Felty's syndrome
ICD-10 M05.0 is a billable code used to indicate a diagnosis of felty's syndrome.
Felty's syndrome is a rare autoimmune disorder characterized by the triad of rheumatoid arthritis (RA), splenomegaly, and neutropenia. It primarily affects the musculoskeletal system, leading to joint inflammation, pain, and deformities. The pathophysiology involves an abnormal immune response where the body attacks its own tissues, particularly the synovial membranes of joints, resulting in chronic inflammation. Anatomically, the condition impacts the joints, particularly the hands, wrists, and knees, leading to significant functional limitations. Patients may experience joint swelling, stiffness, and reduced range of motion, which can severely affect daily activities. The splenomegaly can lead to hypersplenism, further complicating the clinical picture with increased risk of infections due to neutropenia. Clinically, patients present with symptoms of RA, including morning stiffness, fatigue, and systemic manifestations such as fever and weight loss. Diagnosis is often confirmed through serological tests for rheumatoid factor and anti-citrullinated protein antibodies, alongside clinical evaluation.

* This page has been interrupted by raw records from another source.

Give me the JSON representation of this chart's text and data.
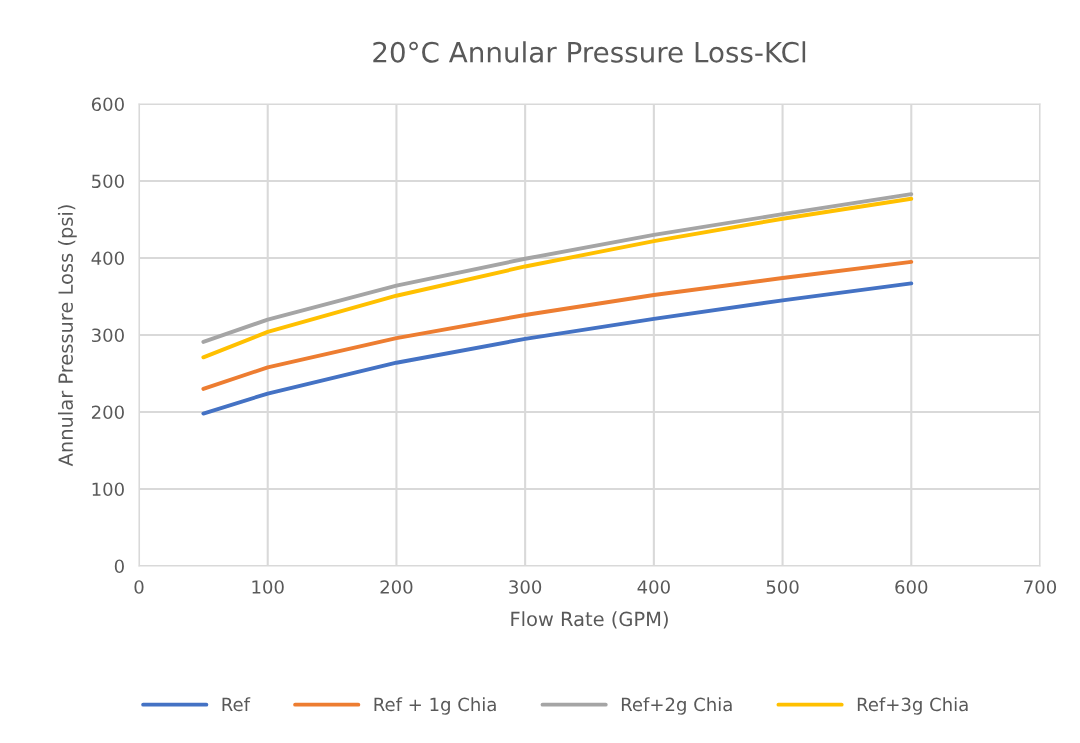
{
  "chart_data": {
    "type": "line",
    "title": "20°C Annular Pressure Loss-KCl",
    "xlabel": "Flow Rate (GPM)",
    "ylabel": "Annular Pressure Loss (psi)",
    "x": [
      50,
      100,
      200,
      300,
      400,
      500,
      600
    ],
    "series": [
      {
        "name": "Ref",
        "color": "#4472c4",
        "values": [
          198,
          224,
          264,
          295,
          321,
          345,
          367
        ]
      },
      {
        "name": "Ref + 1g Chia",
        "color": "#ed7d31",
        "values": [
          230,
          258,
          296,
          326,
          352,
          374,
          395
        ]
      },
      {
        "name": "Ref+2g Chia",
        "color": "#a5a5a5",
        "values": [
          291,
          320,
          364,
          399,
          430,
          457,
          483
        ]
      },
      {
        "name": "Ref+3g Chia",
        "color": "#ffc000",
        "values": [
          271,
          304,
          351,
          389,
          422,
          451,
          477
        ]
      }
    ],
    "xlim": [
      0,
      700
    ],
    "xticks": [
      0,
      100,
      200,
      300,
      400,
      500,
      600,
      700
    ],
    "ylim": [
      0,
      600
    ],
    "yticks": [
      0,
      100,
      200,
      300,
      400,
      500,
      600
    ],
    "grid": true,
    "legend": "bottom",
    "marker": "none",
    "line_style": "solid"
  }
}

Orthopedic documentation should include imaging studies (X-rays, MRIs) to assess joint damage and functional assessments to evaluate mobility limitations.
Common scenarios include surgical interventions for joint deformities or arthroplasties due to severe RA.

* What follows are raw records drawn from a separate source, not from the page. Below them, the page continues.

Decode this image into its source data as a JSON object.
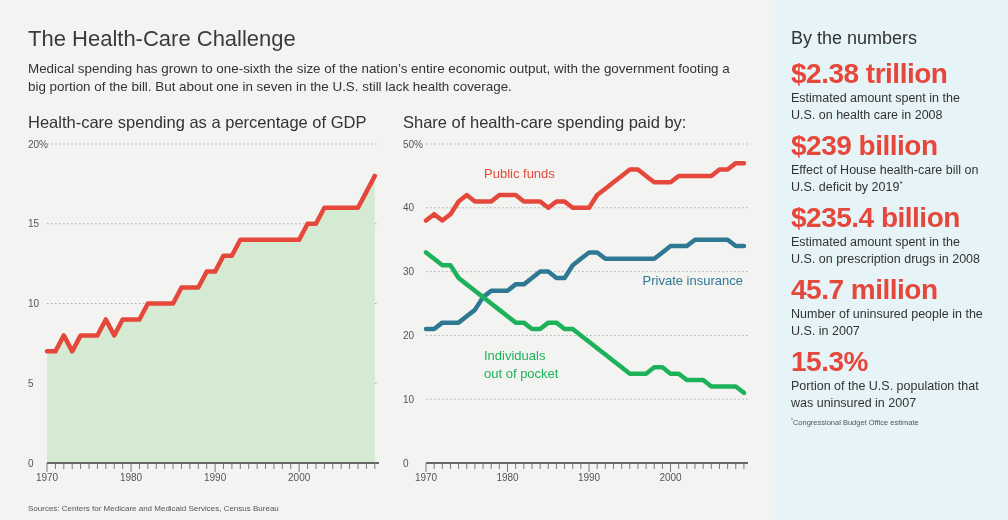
{
  "chart_data": [
    {
      "type": "other",
      "title": "The Health-Care Challenge",
      "subtitle": "Medical spending has grown to one-sixth the size of the nation’s entire economic output, with the government footing a big portion of the bill. But about one in seven in the U.S. still lack health coverage."
    },
    {
      "type": "area",
      "title": "Health-care spending as a percentage of GDP",
      "x": [
        1970,
        1971,
        1972,
        1973,
        1974,
        1975,
        1976,
        1977,
        1978,
        1979,
        1980,
        1981,
        1982,
        1983,
        1984,
        1985,
        1986,
        1987,
        1988,
        1989,
        1990,
        1991,
        1992,
        1993,
        1994,
        1995,
        1996,
        1997,
        1998,
        1999,
        2000,
        2001,
        2002,
        2003,
        2004,
        2005,
        2006,
        2007,
        2008,
        2009
      ],
      "series": [
        {
          "color": "#e5473b",
          "values": [
            7,
            7,
            8,
            7,
            8,
            8,
            8,
            9,
            8,
            9,
            9,
            9,
            10,
            10,
            10,
            10,
            11,
            11,
            11,
            12,
            12,
            13,
            13,
            14,
            14,
            14,
            14,
            14,
            14,
            14,
            14,
            15,
            15,
            16,
            16,
            16,
            16,
            16,
            17,
            18
          ]
        }
      ],
      "xlim": [
        1970,
        2009.5
      ],
      "xticks": [
        1970,
        {
          "value": 1971,
          "label": null
        },
        {
          "value": 1972,
          "label": null
        },
        {
          "value": 1973,
          "label": null
        },
        {
          "value": 1974,
          "label": null
        },
        {
          "value": 1975,
          "label": null
        },
        {
          "value": 1976,
          "label": null
        },
        {
          "value": 1977,
          "label": null
        },
        {
          "value": 1978,
          "label": null
        },
        {
          "value": 1979,
          "label": null
        },
        1980,
        {
          "value": 1981,
          "label": null
        },
        {
          "value": 1982,
          "label": null
        },
        {
          "value": 1983,
          "label": null
        },
        {
          "value": 1984,
          "label": null
        },
        {
          "value": 1985,
          "label": null
        },
        {
          "value": 1986,
          "label": null
        },
        {
          "value": 1987,
          "label": null
        },
        {
          "value": 1988,
          "label": null
        },
        {
          "value": 1989,
          "label": null
        },
        1990,
        {
          "value": 1991,
          "label": null
        },
        {
          "value": 1992,
          "label": null
        },
        {
          "value": 1993,
          "label": null
        },
        {
          "value": 1994,
          "label": null
        },
        {
          "value": 1995,
          "label": null
        },
        {
          "value": 1996,
          "label": null
        },
        {
          "value": 1997,
          "label": null
        },
        {
          "value": 1998,
          "label": null
        },
        {
          "value": 1999,
          "label": null
        },
        2000,
        {
          "value": 2001,
          "label": null
        },
        {
          "value": 2002,
          "label": null
        },
        {
          "value": 2003,
          "label": null
        },
        {
          "value": 2004,
          "label": null
        },
        {
          "value": 2005,
          "label": null
        },
        {
          "value": 2006,
          "label": null
        },
        {
          "value": 2007,
          "label": null
        },
        {
          "value": 2008,
          "label": null
        },
        {
          "value": 2009,
          "label": null
        }
      ],
      "ylim": [
        0,
        20
      ],
      "yticks": [
        0,
        5,
        10,
        15,
        {
          "value": 20,
          "label": "20%"
        }
      ],
      "grid": "y",
      "annotations": [
        "Sources: Centers for Medicare and Medicaid Services, Census Bureau"
      ]
    },
    {
      "type": "line",
      "title": "Share of health-care spending paid by:",
      "x": [
        1970,
        1971,
        1972,
        1973,
        1974,
        1975,
        1976,
        1977,
        1978,
        1979,
        1980,
        1981,
        1982,
        1983,
        1984,
        1985,
        1986,
        1987,
        1988,
        1989,
        1990,
        1991,
        1992,
        1993,
        1994,
        1995,
        1996,
        1997,
        1998,
        1999,
        2000,
        2001,
        2002,
        2003,
        2004,
        2005,
        2006,
        2007,
        2008,
        2009
      ],
      "series": [
        {
          "name": "Public funds",
          "color": "#e5473b",
          "values": [
            38,
            39,
            38,
            39,
            41,
            42,
            41,
            41,
            41,
            42,
            42,
            42,
            41,
            41,
            41,
            40,
            41,
            41,
            40,
            40,
            40,
            42,
            43,
            44,
            45,
            46,
            46,
            45,
            44,
            44,
            44,
            45,
            45,
            45,
            45,
            45,
            46,
            46,
            47,
            47
          ]
        },
        {
          "name": "Private insurance",
          "color": "#2f7893",
          "values": [
            21,
            21,
            22,
            22,
            22,
            23,
            24,
            26,
            27,
            27,
            27,
            28,
            28,
            29,
            30,
            30,
            29,
            29,
            31,
            32,
            33,
            33,
            32,
            32,
            32,
            32,
            32,
            32,
            32,
            33,
            34,
            34,
            34,
            35,
            35,
            35,
            35,
            35,
            34,
            34
          ]
        },
        {
          "name": "Individuals out of pocket",
          "color": "#1db25a",
          "values": [
            33,
            32,
            31,
            31,
            29,
            28,
            27,
            26,
            25,
            24,
            23,
            22,
            22,
            21,
            21,
            22,
            22,
            21,
            21,
            20,
            19,
            18,
            17,
            16,
            15,
            14,
            14,
            14,
            15,
            15,
            14,
            14,
            13,
            13,
            13,
            12,
            12,
            12,
            12,
            11
          ]
        }
      ],
      "xlim": [
        1970,
        2009.5
      ],
      "xticks": [
        1970,
        {
          "value": 1971,
          "label": null
        },
        {
          "value": 1972,
          "label": null
        },
        {
          "value": 1973,
          "label": null
        },
        {
          "value": 1974,
          "label": null
        },
        {
          "value": 1975,
          "label": null
        },
        {
          "value": 1976,
          "label": null
        },
        {
          "value": 1977,
          "label": null
        },
        {
          "value": 1978,
          "label": null
        },
        {
          "value": 1979,
          "label": null
        },
        1980,
        {
          "value": 1981,
          "label": null
        },
        {
          "value": 1982,
          "label": null
        },
        {
          "value": 1983,
          "label": null
        },
        {
          "value": 1984,
          "label": null
        },
        {
          "value": 1985,
          "label": null
        },
        {
          "value": 1986,
          "label": null
        },
        {
          "value": 1987,
          "label": null
        },
        {
          "value": 1988,
          "label": null
        },
        {
          "value": 1989,
          "label": null
        },
        1990,
        {
          "value": 1991,
          "label": null
        },
        {
          "value": 1992,
          "label": null
        },
        {
          "value": 1993,
          "label": null
        },
        {
          "value": 1994,
          "label": null
        },
        {
          "value": 1995,
          "label": null
        },
        {
          "value": 1996,
          "label": null
        },
        {
          "value": 1997,
          "label": null
        },
        {
          "value": 1998,
          "label": null
        },
        {
          "value": 1999,
          "label": null
        },
        2000,
        {
          "value": 2001,
          "label": null
        },
        {
          "value": 2002,
          "label": null
        },
        {
          "value": 2003,
          "label": null
        },
        {
          "value": 2004,
          "label": null
        },
        {
          "value": 2005,
          "label": null
        },
        {
          "value": 2006,
          "label": null
        },
        {
          "value": 2007,
          "label": null
        },
        {
          "value": 2008,
          "label": null
        },
        {
          "value": 2009,
          "label": null
        }
      ],
      "ylim": [
        0,
        50
      ],
      "yticks": [
        0,
        10,
        20,
        30,
        40,
        {
          "value": 50,
          "label": "50%"
        }
      ],
      "grid": "y"
    },
    {
      "type": "other",
      "title": "By the numbers",
      "annotations": [
        "$2.38 trillion",
        "Estimated amount spent in the U.S. on health care in 2008",
        "$239 billion",
        "Effect of House health-care bill on U.S. deficit by 2019$^{*}$",
        "$235.4 billion",
        "Estimated amount spent in the U.S. on prescription drugs in 2008",
        "45.7 million",
        "Number of uninsured people in the U.S. in 2007",
        "15.3%",
        "Portion of the U.S. population that was uninsured in 2007",
        "$^{*}$Congressional Budget Office estimate"
      ]
    }
  ]
}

Joint-specific considerations include documenting the extent of joint damage and functional limitations affecting mobility.
Rheumatologic documentation must include inflammation markers (ESR, CRP) and disease activity scores (DAS28) to assess the severity of RA.
Autoimmune scenarios often involve managing flare-ups and adjusting DMARD therapy based on disease progression.
Systemic involvement must be documented, including any complications arising from neutropenia.
Functional assessments should evaluate the patient's ability to perform activities of daily living and the need for assistive devices.
Rehabilitation scenarios may include physical therapy to improve joint function and mobility.
Mobility limitations should be documented, including the impact on the patient's quality of life.
Used for follow-up visits to manage Felty's syndrome and associated complications.
Documentation must include history, examination findings, and management plan.
Rheumatology considerations include monitoring disease activity and adjusting treatment.
Key features include the presence of rheumatoid arthritis, documented splenomegaly, and neutropenia. Additionally, any joint involvement and functional limitations should be clearly noted to support accurate coding.